Anyways yesterday we were blasting. I'm not a blaster, my job is more to get everything else ready- get cables out of the way, move drills and shovels, whatever needs to be done so it doesn't get blown up. Days when we blast are busy fucking days. Luckily it'd been snowing all week so the ramps were all slippery and the trucks shut down a bit early, so I thought we could move our big digger out of the way early. It's always a pain moving it, especially when you add in the slop from the snow and ground water.
Foreman vetoes my idea and calls me up to the blast pattern. Weird. Troubling, even. I get there and he's got his hands on his head and I can tell he's not having a good day. Another foreman says "You're wearing rubber boots right?"
Yes. With a hole in one of them, but yes. I double bagged my foot so it wouldn't get too wet, so long as I stayed out of deeper puddles.

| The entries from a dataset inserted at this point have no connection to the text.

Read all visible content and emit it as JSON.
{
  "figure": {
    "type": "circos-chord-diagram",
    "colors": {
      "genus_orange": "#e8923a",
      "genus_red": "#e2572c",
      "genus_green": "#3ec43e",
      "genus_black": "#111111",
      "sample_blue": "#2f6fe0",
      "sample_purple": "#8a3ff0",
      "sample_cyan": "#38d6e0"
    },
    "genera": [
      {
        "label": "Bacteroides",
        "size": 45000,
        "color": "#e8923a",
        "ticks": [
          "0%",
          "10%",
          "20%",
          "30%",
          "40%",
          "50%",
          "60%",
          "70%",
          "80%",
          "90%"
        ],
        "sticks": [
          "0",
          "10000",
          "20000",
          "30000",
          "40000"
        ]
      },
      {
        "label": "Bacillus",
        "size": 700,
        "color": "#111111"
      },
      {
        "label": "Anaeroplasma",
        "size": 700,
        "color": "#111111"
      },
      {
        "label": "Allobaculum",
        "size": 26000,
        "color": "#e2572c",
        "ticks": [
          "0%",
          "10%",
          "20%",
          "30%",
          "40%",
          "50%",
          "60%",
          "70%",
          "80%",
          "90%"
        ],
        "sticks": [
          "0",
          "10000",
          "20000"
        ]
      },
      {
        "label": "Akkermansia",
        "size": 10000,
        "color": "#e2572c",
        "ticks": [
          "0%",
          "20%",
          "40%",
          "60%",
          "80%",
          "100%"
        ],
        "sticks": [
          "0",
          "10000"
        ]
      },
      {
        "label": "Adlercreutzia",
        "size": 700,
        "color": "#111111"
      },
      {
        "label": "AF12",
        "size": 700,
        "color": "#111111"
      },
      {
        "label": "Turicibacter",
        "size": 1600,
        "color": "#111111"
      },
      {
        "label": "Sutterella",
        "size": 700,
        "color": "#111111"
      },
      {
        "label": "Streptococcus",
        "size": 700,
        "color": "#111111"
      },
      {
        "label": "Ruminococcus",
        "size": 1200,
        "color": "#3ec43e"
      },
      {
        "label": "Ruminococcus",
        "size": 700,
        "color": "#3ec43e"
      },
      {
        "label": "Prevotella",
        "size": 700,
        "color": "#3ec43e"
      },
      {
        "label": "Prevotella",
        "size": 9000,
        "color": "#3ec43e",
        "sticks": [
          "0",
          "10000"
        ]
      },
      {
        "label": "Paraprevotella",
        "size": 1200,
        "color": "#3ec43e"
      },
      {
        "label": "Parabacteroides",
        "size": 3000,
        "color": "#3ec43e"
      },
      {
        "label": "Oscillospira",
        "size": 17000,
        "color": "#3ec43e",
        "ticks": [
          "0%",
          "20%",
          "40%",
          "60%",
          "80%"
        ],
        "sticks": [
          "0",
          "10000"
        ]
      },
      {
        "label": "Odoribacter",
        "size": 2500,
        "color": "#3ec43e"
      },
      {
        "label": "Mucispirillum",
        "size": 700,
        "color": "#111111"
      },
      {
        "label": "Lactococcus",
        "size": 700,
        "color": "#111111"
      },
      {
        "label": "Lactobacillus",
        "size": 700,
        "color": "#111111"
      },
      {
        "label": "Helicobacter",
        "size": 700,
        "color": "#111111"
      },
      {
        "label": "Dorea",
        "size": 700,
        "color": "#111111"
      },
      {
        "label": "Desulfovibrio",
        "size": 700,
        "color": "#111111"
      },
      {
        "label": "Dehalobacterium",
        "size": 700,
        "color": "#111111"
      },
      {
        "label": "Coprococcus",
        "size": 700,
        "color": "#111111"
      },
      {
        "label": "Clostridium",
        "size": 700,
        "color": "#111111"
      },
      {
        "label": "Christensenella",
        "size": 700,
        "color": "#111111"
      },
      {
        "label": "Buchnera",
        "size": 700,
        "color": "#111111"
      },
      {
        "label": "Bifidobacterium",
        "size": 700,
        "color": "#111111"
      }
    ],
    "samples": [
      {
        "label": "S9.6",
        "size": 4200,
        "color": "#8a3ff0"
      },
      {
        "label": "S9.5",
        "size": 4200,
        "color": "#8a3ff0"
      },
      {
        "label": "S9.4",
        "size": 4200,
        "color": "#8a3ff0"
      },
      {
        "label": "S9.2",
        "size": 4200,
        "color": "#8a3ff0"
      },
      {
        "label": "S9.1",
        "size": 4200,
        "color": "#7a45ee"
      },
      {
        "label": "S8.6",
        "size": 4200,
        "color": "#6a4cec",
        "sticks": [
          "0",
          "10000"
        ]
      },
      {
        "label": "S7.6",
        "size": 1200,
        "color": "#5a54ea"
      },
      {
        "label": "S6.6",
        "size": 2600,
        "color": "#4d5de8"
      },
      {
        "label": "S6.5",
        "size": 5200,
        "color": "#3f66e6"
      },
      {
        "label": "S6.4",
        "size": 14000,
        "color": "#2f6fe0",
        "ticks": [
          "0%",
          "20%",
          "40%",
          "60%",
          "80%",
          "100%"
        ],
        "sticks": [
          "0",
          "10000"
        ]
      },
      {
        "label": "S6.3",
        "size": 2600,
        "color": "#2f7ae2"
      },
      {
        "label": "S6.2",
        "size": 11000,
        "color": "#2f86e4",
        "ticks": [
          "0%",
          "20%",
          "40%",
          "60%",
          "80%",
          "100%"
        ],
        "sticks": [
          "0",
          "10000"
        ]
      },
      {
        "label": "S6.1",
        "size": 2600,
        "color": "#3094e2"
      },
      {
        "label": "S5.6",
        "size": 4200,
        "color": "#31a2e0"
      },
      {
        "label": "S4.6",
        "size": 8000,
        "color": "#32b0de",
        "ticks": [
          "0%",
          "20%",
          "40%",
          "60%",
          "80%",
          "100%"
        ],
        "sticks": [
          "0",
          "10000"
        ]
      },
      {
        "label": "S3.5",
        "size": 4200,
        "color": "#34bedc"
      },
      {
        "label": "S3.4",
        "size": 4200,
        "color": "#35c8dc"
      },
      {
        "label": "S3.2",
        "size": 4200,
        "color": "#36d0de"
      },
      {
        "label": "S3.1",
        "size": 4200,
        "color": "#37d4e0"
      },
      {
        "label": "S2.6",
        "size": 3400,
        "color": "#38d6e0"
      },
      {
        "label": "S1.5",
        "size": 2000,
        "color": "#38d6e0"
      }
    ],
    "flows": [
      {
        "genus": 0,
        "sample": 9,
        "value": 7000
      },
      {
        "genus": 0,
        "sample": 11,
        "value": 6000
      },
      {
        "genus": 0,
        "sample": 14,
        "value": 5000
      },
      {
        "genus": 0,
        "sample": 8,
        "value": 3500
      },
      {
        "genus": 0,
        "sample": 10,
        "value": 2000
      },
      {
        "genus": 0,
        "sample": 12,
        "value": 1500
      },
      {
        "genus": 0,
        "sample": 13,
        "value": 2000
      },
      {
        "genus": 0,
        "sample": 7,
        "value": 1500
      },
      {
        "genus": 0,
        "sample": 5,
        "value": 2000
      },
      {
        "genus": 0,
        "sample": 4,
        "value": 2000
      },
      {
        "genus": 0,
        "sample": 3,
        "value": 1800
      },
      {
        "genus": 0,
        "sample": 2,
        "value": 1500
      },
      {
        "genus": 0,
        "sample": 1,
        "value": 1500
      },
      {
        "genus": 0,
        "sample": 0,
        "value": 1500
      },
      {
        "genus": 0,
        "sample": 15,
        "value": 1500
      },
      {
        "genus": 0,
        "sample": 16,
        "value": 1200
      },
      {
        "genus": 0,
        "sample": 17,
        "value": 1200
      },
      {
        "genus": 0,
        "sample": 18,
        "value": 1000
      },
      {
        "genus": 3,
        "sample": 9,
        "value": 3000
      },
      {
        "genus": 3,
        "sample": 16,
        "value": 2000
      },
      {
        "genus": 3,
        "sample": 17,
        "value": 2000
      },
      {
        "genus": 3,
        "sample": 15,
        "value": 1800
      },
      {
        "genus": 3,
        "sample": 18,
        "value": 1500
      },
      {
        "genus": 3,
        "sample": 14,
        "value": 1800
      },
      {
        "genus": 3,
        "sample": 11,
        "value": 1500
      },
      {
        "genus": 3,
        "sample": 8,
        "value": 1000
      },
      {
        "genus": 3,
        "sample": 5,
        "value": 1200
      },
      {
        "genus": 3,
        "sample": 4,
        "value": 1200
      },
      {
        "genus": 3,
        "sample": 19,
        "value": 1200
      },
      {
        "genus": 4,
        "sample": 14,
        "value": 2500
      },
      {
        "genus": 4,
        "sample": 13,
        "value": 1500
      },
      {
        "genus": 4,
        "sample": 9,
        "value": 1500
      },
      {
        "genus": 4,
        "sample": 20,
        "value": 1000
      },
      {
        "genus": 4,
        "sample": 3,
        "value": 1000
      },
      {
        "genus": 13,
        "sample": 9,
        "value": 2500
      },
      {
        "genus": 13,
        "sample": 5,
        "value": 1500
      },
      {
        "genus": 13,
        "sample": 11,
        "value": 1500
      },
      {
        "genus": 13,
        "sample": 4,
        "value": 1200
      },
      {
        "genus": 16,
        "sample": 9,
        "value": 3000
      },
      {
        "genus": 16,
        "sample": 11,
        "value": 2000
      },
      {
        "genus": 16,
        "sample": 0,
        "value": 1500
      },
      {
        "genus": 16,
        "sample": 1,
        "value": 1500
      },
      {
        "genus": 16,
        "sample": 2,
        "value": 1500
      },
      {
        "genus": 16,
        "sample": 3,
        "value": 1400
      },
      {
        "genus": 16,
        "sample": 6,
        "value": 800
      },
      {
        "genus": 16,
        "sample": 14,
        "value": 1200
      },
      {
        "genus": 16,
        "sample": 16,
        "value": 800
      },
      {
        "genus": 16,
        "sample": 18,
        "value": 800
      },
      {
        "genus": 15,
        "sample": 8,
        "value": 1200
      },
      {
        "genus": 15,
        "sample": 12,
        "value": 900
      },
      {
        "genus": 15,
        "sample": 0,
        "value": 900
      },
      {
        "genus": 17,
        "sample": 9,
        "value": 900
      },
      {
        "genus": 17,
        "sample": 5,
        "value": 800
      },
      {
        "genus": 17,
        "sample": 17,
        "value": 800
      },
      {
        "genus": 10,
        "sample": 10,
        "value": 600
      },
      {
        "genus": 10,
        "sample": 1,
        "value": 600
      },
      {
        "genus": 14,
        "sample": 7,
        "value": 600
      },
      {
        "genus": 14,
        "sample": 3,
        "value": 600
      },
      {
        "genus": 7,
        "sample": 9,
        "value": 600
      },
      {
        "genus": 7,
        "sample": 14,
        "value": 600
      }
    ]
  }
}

"Good. This here is a 'delay'. They put it in the line to make delays so each hole explodes in order. [Or words to that effect, it's all gobbledygook to me.]" Shows me a bright green plastic and metal and wire contraption, small and innocuous looking. "Now, it technically can explode but it really shouldn't happen. We have to account for each one of them and one is missing."
By law, so that they don't fall into the wrong hands or whatever. I guess normally when a blaster drops one by accident they're easy to find, being fluorescent green and all. But this blast pattern is under a foot of water from all the snow and the fuckers don't float. The pattern is all tied in and ready to be shot but if the delay isn't found, they will have to untie and nothing will blow up, other than the shit, which will blow skyward directly towards the fan overhead.
Well, for the next forty minutes there's a posse of miners and engineers looking all over for that little green delay thing. When ground water pools in a coal mine, the water turns all the different shades of black. Let's see, there's black, and pretty black, and really fucking black. In a loaded blast pattern, with the odd unmarked drill hole to make things interesting. There was no hope in hell of finding the thing. But then the surveyor shows up to do a quick survey thing, and kicks it up first try. The day is saved! Shit is blown up! Nathan is soaking wet and doesn't get a coffee. Situation fucking normal, in other words.
So it turns out it was only a minor delay for a miner delay.